A major new archaeological excavation is set to take place at the site of Birdoswald Roman fort on Hadrian’s Wall.
Newcastle University and Historic England’s archaeological projects team are co-directing the five-year project, facilitated by English Heritage, and visitors will be able to book free guided tours to see the dig in progress.
Birdoswald has been at the centre of research into Hadrian’s Wall for well over a century, and in the last few decades work led by Historic England senior archaeologist Tony Wilmott inside the fort, and more recently at the fort cemetery, has attracted international attention.
Mr Wilmott will be working with Newcastle University’s Professor Ian Haynes to lead the new programme of work to examine the extensive settlement associated with the fort, together with the area immediately to the north of the Wall itself.
Perfect opportunity to build on research
“The project is a perfect opportunity to build upon Historic England’s extensive research at Birdoswald, and to better understand the relationship between the fort and the settlement outside the Wall, in terms of timescales and uses,” said Mr Wilmott.
“At the same time we’re offering vital training in field archaeology using the innovative techniques of digital recording that we have developed.”
The dig aims to answer such questions as how did life in the nearby settlement outside the wall relate to the community inside the fort, how long did the the settlement survive and how did the defences of Hadrians’s Wall work.

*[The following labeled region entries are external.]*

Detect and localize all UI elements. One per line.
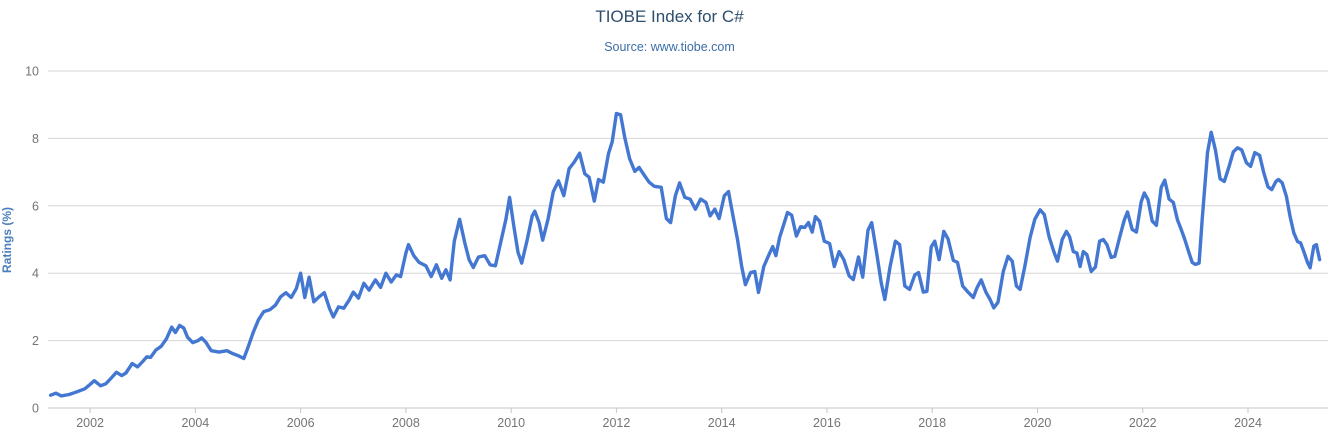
x-tick-label: 2008	[392, 416, 420, 430]
x-tick-label: 2012	[603, 416, 631, 430]
y-tick-label: 0	[32, 402, 39, 416]
x-tick-label: 2014	[708, 416, 736, 430]
series-line-C#[interactable]	[48, 111, 1322, 398]
chart-title: TIOBE Index for C#	[595, 7, 744, 26]
y-tick-label: 6	[32, 199, 39, 213]
x-tick-label: 2010	[497, 416, 525, 430]
x-tick-label: 2004	[181, 416, 209, 430]
x-tick-label: 2016	[813, 416, 841, 430]
y-tick-label: 2	[32, 334, 39, 348]
chart-subtitle: Source: www.tiobe.com	[604, 40, 735, 54]
y-tick-label: 10	[25, 65, 39, 79]
y-tick-label: 4	[32, 267, 39, 281]
x-tick-label: 2002	[76, 416, 104, 430]
x-tick-label: 2024	[1234, 416, 1262, 430]
x-tick-label: 2020	[1024, 416, 1052, 430]
x-tick-label: 2006	[287, 416, 315, 430]
y-tick-label: 8	[32, 132, 39, 146]
x-tick-label: 2022	[1129, 416, 1157, 430]
x-tick-label: 2018	[918, 416, 946, 430]
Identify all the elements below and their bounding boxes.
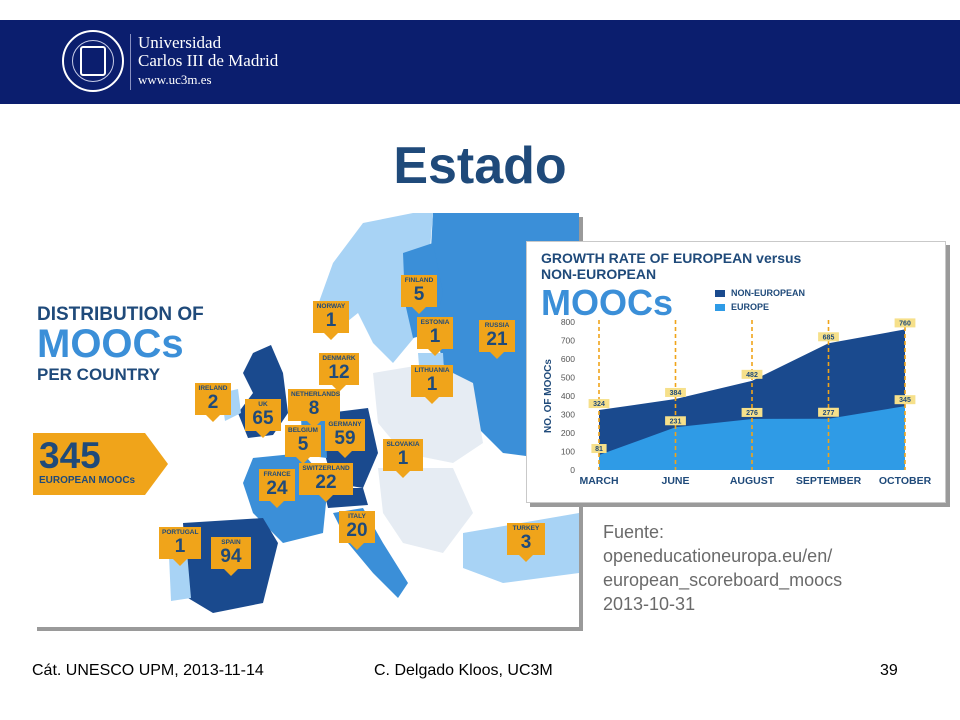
total-arrow-badge (33, 433, 168, 495)
country-badge-denmark: DENMARK 12 (319, 353, 359, 392)
university-wordmark: Universidad Carlos III de Madrid www.uc3… (138, 34, 278, 89)
data-label: 685 (823, 334, 835, 341)
country-badge-finland: FINLAND 5 (401, 275, 437, 314)
x-tick-label: AUGUST (730, 475, 775, 487)
data-label: 324 (593, 401, 605, 408)
country-badge-slovakia: SLOVAKIA 1 (383, 439, 423, 478)
distribution-title-line3: PER COUNTRY (37, 365, 161, 384)
source-line2: openeducationeuropa.eu/en/ (603, 546, 833, 566)
country-badge-turkey: TURKEY 3 (507, 523, 545, 562)
y-tick-label: 0 (570, 465, 575, 475)
data-label-box (588, 399, 610, 409)
data-label-box (591, 444, 607, 454)
data-label: 277 (823, 410, 835, 417)
y-tick-label: 400 (561, 391, 575, 401)
x-tick-label: OCTOBER (879, 475, 932, 487)
country-badge-estonia: ESTONIA 1 (417, 317, 453, 356)
country-badge-uk: UK 65 (245, 399, 281, 438)
data-label: 231 (670, 418, 682, 425)
total-moocs-label: EUROPEAN MOOCs (39, 475, 136, 486)
growth-chart-title-line3: MOOCs (541, 282, 674, 323)
distribution-title-line2: MOOCs (37, 322, 184, 366)
country-badge-switzerland: SWITZERLAND 22 (299, 463, 353, 502)
country-badge-portugal: PORTUGAL 1 (159, 527, 201, 566)
x-tick-label: JUNE (661, 475, 689, 487)
data-label-box (894, 395, 916, 405)
data-label-box (818, 332, 839, 342)
y-tick-label: 500 (561, 373, 575, 383)
distribution-title-line1: DISTRIBUTION OF (37, 304, 204, 325)
header-banner: Universidad Carlos III de Madrid www.uc3… (0, 20, 960, 104)
legend-swatch-non-european (715, 289, 725, 297)
growth-chart-card: GROWTH RATE OF EUROPEAN versus NON-EUROP… (526, 241, 946, 503)
country-badge-lithuania: LITHUANIA 1 (411, 365, 453, 404)
growth-chart-title-line2: NON-EUROPEAN (541, 266, 657, 282)
legend-label-non-european: NON-EUROPEAN (731, 288, 806, 298)
y-tick-label: 800 (561, 317, 575, 327)
country-badge-belgium: BELGIUM 5 (285, 425, 321, 464)
country-badge-france: FRANCE 24 (259, 469, 295, 508)
data-label: 384 (670, 390, 682, 397)
data-label: 482 (746, 372, 758, 379)
footer-event: Cát. UNESCO UPM, 2013-11-14 (32, 662, 264, 679)
country-badge-russia: RUSSIA 21 (479, 320, 515, 359)
country-badge-spain: SPAIN 94 (211, 537, 251, 576)
y-tick-label: 700 (561, 336, 575, 346)
source-line4: 2013-10-31 (603, 594, 696, 614)
data-label: 276 (746, 410, 758, 417)
country-badge-italy: ITALY 20 (339, 511, 375, 550)
legend-item-non-european: NON-EUROPEAN (715, 288, 805, 298)
logo-divider (130, 34, 131, 90)
chart-legend: NON-EUROPEAN EUROPE (715, 288, 805, 316)
y-axis-label: NO. OF MOOCs (543, 359, 554, 433)
x-tick-label: SEPTEMBER (796, 475, 862, 487)
growth-area-chart: NO. OF MOOCs 0 100 200 300 400 500 600 700 800 324… (543, 317, 932, 487)
source-line3: european_scoreboard_moocs (603, 570, 843, 590)
legend-swatch-europe (715, 303, 725, 311)
legend-label-europe: EUROPE (731, 302, 770, 312)
footer-author: C. Delgado Kloos, UC3M (374, 662, 553, 679)
mooc-distribution-map: DISTRIBUTION OF MOOCs PER COUNTRY 345 EU… (33, 213, 579, 627)
data-label: 81 (595, 446, 603, 453)
data-label-box (818, 407, 839, 417)
growth-chart-title: GROWTH RATE OF EUROPEAN versus NON-EUROP… (541, 250, 801, 282)
y-tick-label: 200 (561, 428, 575, 438)
total-moocs-value: 345 (39, 435, 101, 476)
data-label-box (741, 407, 763, 417)
legend-item-europe: EUROPE (715, 302, 805, 312)
data-label-box (665, 387, 686, 397)
university-name-line1: Universidad (138, 33, 222, 52)
source-line1: Fuente: (603, 522, 665, 542)
distribution-title: DISTRIBUTION OF MOOCs PER COUNTRY (37, 305, 204, 383)
university-seal-logo (62, 30, 124, 92)
university-name-line2: Carlos III de Madrid (138, 51, 279, 70)
country-badge-ireland: IRELAND 2 (195, 383, 231, 422)
country-badge-netherlands: NETHERLANDS 8 (288, 389, 340, 428)
data-label-box (741, 369, 763, 379)
country-badge-germany: GERMANY 59 (325, 419, 365, 458)
growth-chart-title-line1: GROWTH RATE OF EUROPEAN versus (541, 250, 802, 266)
country-badge-norway: NORWAY 1 (313, 301, 349, 340)
x-tick-label: MARCH (579, 475, 618, 487)
y-tick-label: 300 (561, 410, 575, 420)
data-label-box (665, 416, 686, 426)
data-label-box (894, 318, 916, 328)
y-tick-label: 600 (561, 354, 575, 364)
source-citation: Fuente: openeducationeuropa.eu/en/ europ… (603, 520, 842, 616)
data-label: 760 (899, 320, 911, 327)
slide-title: Estado (393, 137, 567, 195)
footer-page-number: 39 (880, 662, 898, 679)
y-tick-label: 100 (561, 447, 575, 457)
university-url: www.uc3m.es (138, 72, 212, 87)
data-label: 345 (899, 397, 911, 404)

The team will deploy the very latest in archaeological methods, spanning the use of extensive geophysical survey to see beneath the soil, advanced digital systems to record finds and features, and a wide spectrum of expertise in environmental science and geospatial analysis.
High-tech training for next generation
The project will simultaneously deliver high-tech training for the next generation of archaeologists, and over 100 of Newcastle University’s current archaeology students will participate in the excavation.
Professor Haynes said: “Birdoswald holds the key to many of the big questions about Hadrian’s Wall and the cosmopolitan communities who lived on it during and after the Roman period.
“This fantastic partnership provides the opportunity to develop the next generation of field archaeologists, with dedicated expert tuition “from the trowel’s edge”, and using the latest advances in bio-archaeology and advanced geospatial analysis.”
Work at Birdoswald follows on another major research project led by the two directors, excavations at a famous Roman cult site at Maryport, supported by Senhouse Roman Trust in conjunction with Newcastle University.